Butkowski a remercié Ley pour ses 25 années de service auprès des habitants de Farrer et a déclaré que l’ancien dirigeant l’avait contacté après son élection.
“Il est très important pour les habitants de Farrer d’avoir des gens qui se battront, non seulement maintenant, mais aussi dans le futur”, a déclaré Butkowski.
Le candidat de One Nation et leader du scrutin, David Farley, a été entouré d’un dossier de presse entrant dans l’école publique d’Albury peu après le début du vote à 8 heures du matin.

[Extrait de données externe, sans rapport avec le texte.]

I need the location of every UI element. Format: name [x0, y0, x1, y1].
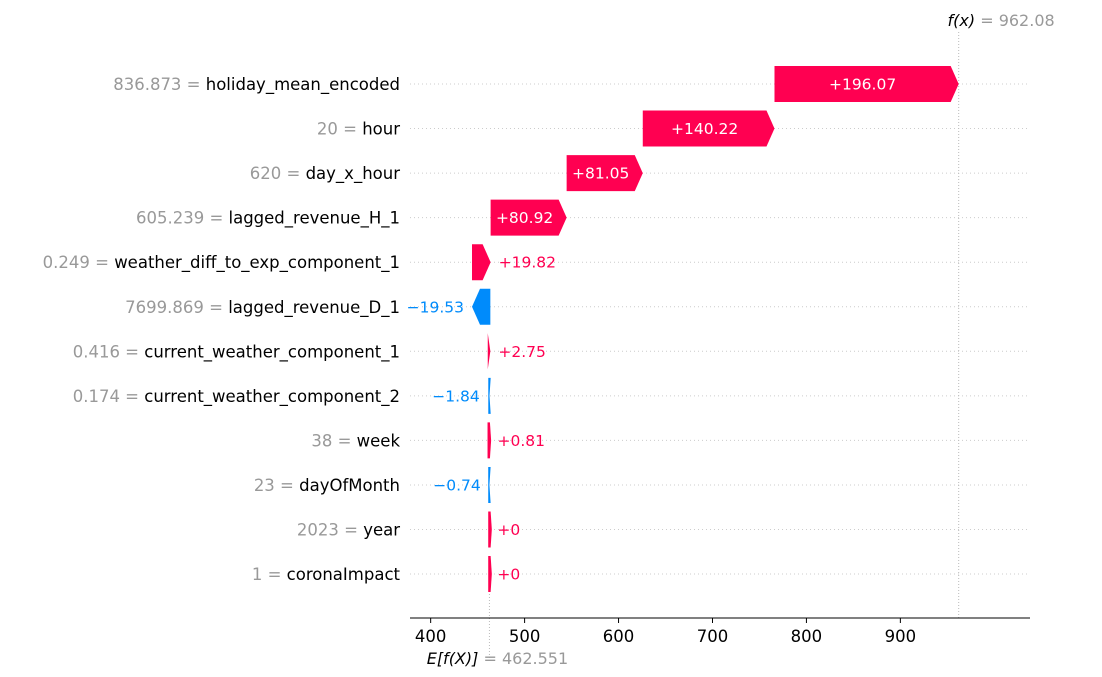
base-value: = 462.551 [478, 649, 568, 668]
feature-value: 20 = [317, 120, 362, 139]
feature-value: 620 = [250, 164, 306, 183]
contribution-label: −1.84 [432, 387, 480, 405]
feature-name: lagged_revenue_D_1 [228, 298, 400, 318]
contribution-bar [488, 466, 491, 503]
x-tick-label: 700 [697, 627, 729, 646]
feature-value: 0.249 = [43, 253, 115, 272]
contribution-bar [488, 556, 492, 593]
feature-label: 38 = week [311, 431, 400, 450]
feature-label: 2023 = year [297, 521, 400, 540]
contribution-label: −0.74 [433, 476, 481, 494]
feature-value: 23 = [254, 476, 299, 495]
feature-name: current_weather_component_1 [144, 342, 400, 362]
contribution-label: +0 [497, 566, 520, 584]
feature-name: day_x_hour [306, 164, 401, 184]
contribution-label: +196.07 [829, 76, 896, 94]
feature-value: 605.239 = [136, 209, 229, 228]
contribution-bar [487, 422, 492, 459]
feature-label: 1 = coronaImpact [252, 565, 401, 584]
x-tick-label: 500 [509, 627, 541, 646]
feature-value: 0.174 = [73, 387, 145, 406]
feature-label: 7699.869 = lagged_revenue_D_1 [125, 298, 400, 318]
reference-lines [488, 32, 960, 660]
feature-name: weather_diff_to_exp_component_1 [114, 253, 400, 273]
output-value-label: f(x) = 962.08 [948, 11, 1055, 30]
contribution-label: +0.81 [497, 432, 544, 450]
x-tick-label: 600 [603, 627, 635, 646]
contribution-bar [472, 244, 491, 281]
feature-label: 0.174 = current_weather_component_2 [73, 387, 400, 407]
feature-value: 7699.869 = [125, 298, 228, 317]
feature-value: 38 = [311, 431, 356, 450]
feature-value: 0.416 = [73, 342, 145, 361]
contribution-bar [774, 66, 959, 102]
contribution-label: +80.92 [496, 209, 553, 227]
output-label: f(x) [948, 11, 976, 30]
feature-name: year [363, 521, 400, 540]
contribution-label: +81.05 [572, 165, 629, 183]
contribution-bar [487, 333, 491, 370]
feature-label: 0.416 = current_weather_component_1 [73, 342, 400, 362]
base-value-label: E[f(X)] = 462.551 [427, 649, 568, 668]
feature-name: hour [362, 120, 400, 139]
contribution-bar [566, 155, 643, 192]
contribution-bar [488, 377, 491, 414]
feature-name: current_weather_component_2 [144, 387, 400, 407]
feature-name: coronaImpact [287, 565, 401, 584]
feature-label: 23 = dayOfMonth [254, 476, 400, 495]
x-tick-label: 800 [791, 627, 823, 646]
feature-labels: 836.873 = holiday_mean_encoded 20 = hour 6… [43, 75, 401, 584]
feature-label: 0.249 = weather_diff_to_exp_component_1 [43, 253, 400, 273]
contribution-label: +140.22 [671, 120, 738, 138]
contribution-bar [472, 288, 491, 325]
feature-label: 836.873 = holiday_mean_encoded [113, 75, 400, 95]
contribution-label: +2.75 [498, 343, 546, 361]
output-value: = 962.08 [975, 11, 1055, 30]
feature-name: lagged_revenue_H_1 [229, 209, 400, 229]
feature-label: 605.239 = lagged_revenue_H_1 [136, 209, 400, 229]
output-value-annotation: f(x) = 962.08 [948, 11, 1055, 30]
feature-name: week [357, 431, 401, 450]
x-axis: 400 500 600 700 800 900 [410, 617, 1030, 646]
contribution-bar [490, 199, 567, 236]
feature-label: 620 = day_x_hour [250, 164, 400, 184]
contribution-bar [642, 110, 775, 147]
feature-value: 2023 = [297, 521, 363, 540]
grid-lines [410, 83, 1030, 575]
contribution-label: −19.53 [407, 298, 464, 316]
base-label: E[f(X)] [427, 649, 479, 668]
contribution-bars: +196.07 +140.22 +81.05 +80.92 +19.82 −19.53 +2… [407, 66, 959, 593]
x-tick-label: 900 [885, 627, 917, 646]
feature-label: 20 = hour [317, 120, 400, 139]
contribution-label: +0 [497, 521, 520, 539]
feature-name: dayOfMonth [299, 476, 400, 495]
feature-value: 836.873 = [113, 75, 206, 94]
feature-name: holiday_mean_encoded [206, 75, 400, 95]
contribution-label: +19.82 [499, 254, 556, 272]
contribution-bar [488, 511, 492, 548]
base-value-annotation: E[f(X)] = 462.551 [427, 649, 568, 668]
x-tick-label: 400 [415, 627, 447, 646]
feature-value: 1 = [252, 565, 287, 584]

Si elle gagne, le siège historique du parti de Pauline Hanson à la Chambre basse pourrait causer des problèmes à la coalition, qui continue de perdre des voix au profit des partis conservateurs alternatifs.

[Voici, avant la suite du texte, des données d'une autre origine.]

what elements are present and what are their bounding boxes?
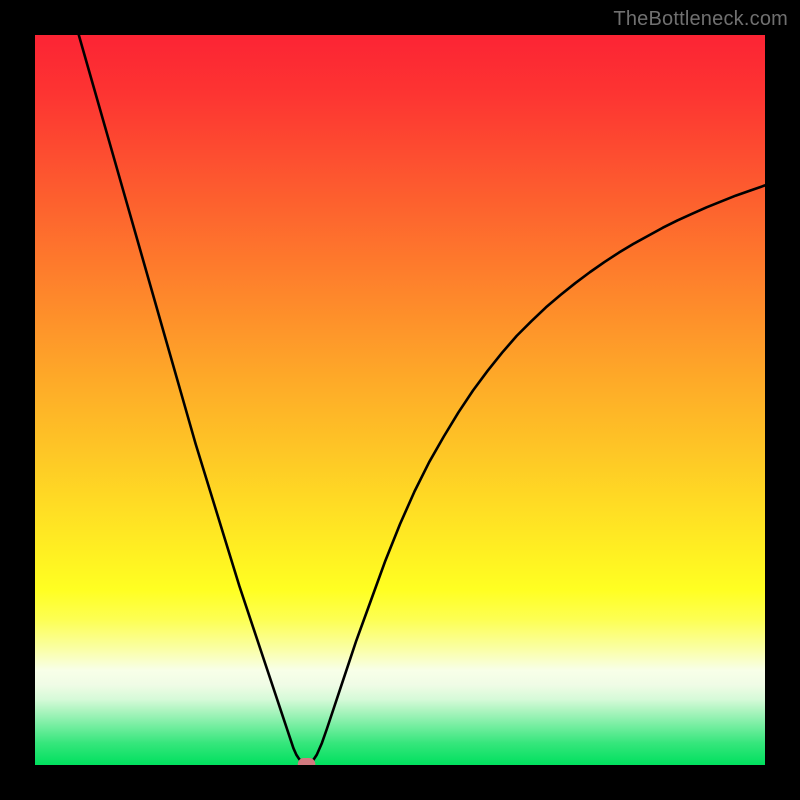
minimum-marker [298,758,316,765]
watermark-text: TheBottleneck.com [613,8,788,31]
chart-container: TheBottleneck.com [0,0,800,800]
bottleneck-chart [35,35,765,765]
gradient-background [35,35,765,765]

“La nation recherche du changement et Farrer réclame du changement, donc aujourd’hui est très important”, a déclaré Farley aux journalistes.

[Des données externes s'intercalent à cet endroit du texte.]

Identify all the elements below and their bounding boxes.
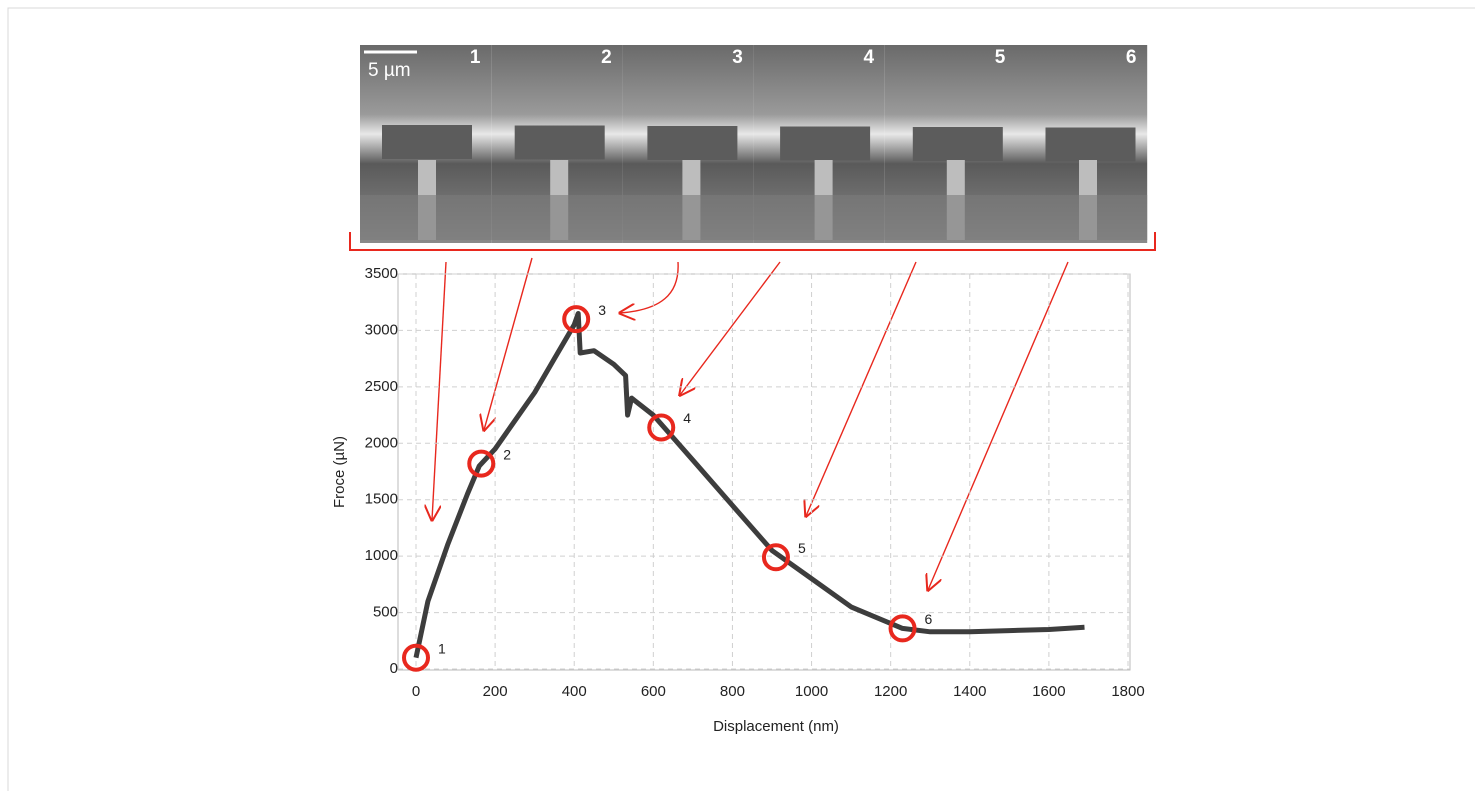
x-tick-label: 600 [641,683,666,700]
point-label: 5 [798,540,806,556]
y-tick-label: 3000 [365,321,398,338]
sem-block [913,127,1003,161]
x-axis-title: Displacement (nm) [713,718,839,735]
panel-label: 4 [864,47,875,68]
sem-block [1046,128,1136,162]
sem-base [360,195,491,240]
sem-base [885,195,1016,240]
y-tick-label: 1500 [365,491,398,508]
arrow [806,262,916,516]
panel-label: 2 [601,47,612,68]
x-tick-label: 1600 [1032,683,1065,700]
x-tick-label: 800 [720,683,745,700]
point-label: 6 [925,611,933,627]
arrow [432,262,446,520]
arrow [928,262,1068,590]
sem-base [1016,195,1147,240]
arrow [680,262,780,395]
plot-area [398,274,1130,670]
y-tick-label: 0 [390,660,398,677]
panel-label: 3 [732,47,743,68]
scale-bar-label: 5 µm [368,60,411,81]
y-tick-label: 3500 [365,265,398,282]
sem-base [754,195,885,240]
y-tick-label: 1000 [365,547,398,564]
x-tick-label: 1000 [795,683,828,700]
sem-block [647,126,737,160]
sem-base [491,195,622,240]
y-tick-label: 2500 [365,378,398,395]
point-label: 4 [683,410,691,426]
x-tick-label: 0 [412,683,420,700]
point-label: 3 [598,302,606,318]
panel-label: 1 [470,47,481,68]
x-tick-label: 1400 [953,683,986,700]
point-label: 2 [503,446,511,462]
panel-label: 5 [995,47,1006,68]
figure: 1234565 µm Displacement (nm) Froce (µN) … [0,0,1475,791]
panel-label: 6 [1126,47,1137,68]
x-tick-label: 400 [562,683,587,700]
y-axis-title: Froce (µN) [331,436,348,508]
x-tick-label: 200 [483,683,508,700]
y-tick-label: 500 [373,604,398,621]
point-label: 1 [438,640,446,656]
sem-strip: 1 2 3 4 5 6 5 µm [360,45,1147,243]
x-tick-label: 1800 [1111,683,1144,700]
sem-block [780,127,870,161]
sem-base [622,195,753,240]
sem-block [382,125,472,159]
y-tick-label: 2000 [365,434,398,451]
arrows [432,258,1068,590]
sem-block [515,126,605,160]
arrow [620,262,678,313]
curve [416,314,1085,658]
x-tick-label: 1200 [874,683,907,700]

“J’ai trois tâches claires : je dois gagner aujourd’hui, je dois m’assurer que nous sommes prêts pour les prochaines élections et je veux aider Pauline Hanson et son équipe à bâtir un parti politique fort pour l’Australie.”


Lui et l’indépendante Michelle Milthorpe semblent au coude à coude pour remporter le siège, mais les analystes estiment que les préférences peuvent faire gagner le parti populiste sur la ligne, tandis que les candidats de la coalition peinent.
En visite au centre électoral de Jindera, Milthorpe a rejeté les critiques des opposants concernant les fonds reçus de Climate 200.
“C’est juste une rhétorique paresseuse de la part d’un parti qui a peur et est menacé par des gens qui veulent faire quelque chose de différent”, a-t-il déclaré aux journalistes.
“En fin de compte, chacun doit financer sa campagne.
“Je suis ouvert et transparent sur mes origines et ma position est portée à la connaissance des habitants de Farrer.”
Milthorpe affirme que les politiciens n’ont pas besoin d’être négatifs ou agressifs pour agir.
“Il faut simplement être prêt à écouter et à apprendre des gens”, a-t-elle déclaré.


Le leader national, Matt Canavan, a insisté vendredi sur le fait que les autres sièges de la coalition régionale ne risquaient pas de revenir à One Nation, affirmant qu’il y avait une situation unique en jeu à Farrer.
“Les élections sont toujours différentes… c’est une course complètement différente de la normale”, a-t-il déclaré.
Même si Farley et Milthorpe sont proches dans les sondages, la préférence des électeurs de la coalition ira au candidat One Nation, a déclaré Tony Barry, sondeur de RedBridge.
“Avec la coalition qui a voté pour One Nation, ils étaient le choix intuitif pour remporter le siège.”
Si One Nation gagne, cela montrera que le parti est une force électorale puissante, en particulier dans les zones régionales, a déclaré un ancien stratège libéral.
“S’ils cannibalisent les votes du Parti libéral et du Parti national comme prévu, alors il est très prudent de dire que nous verrons des comportements et des schémas de vote similaires dans d’autres sièges régionaux.”
Les travaillistes ne présentent pas de candidat aux élections.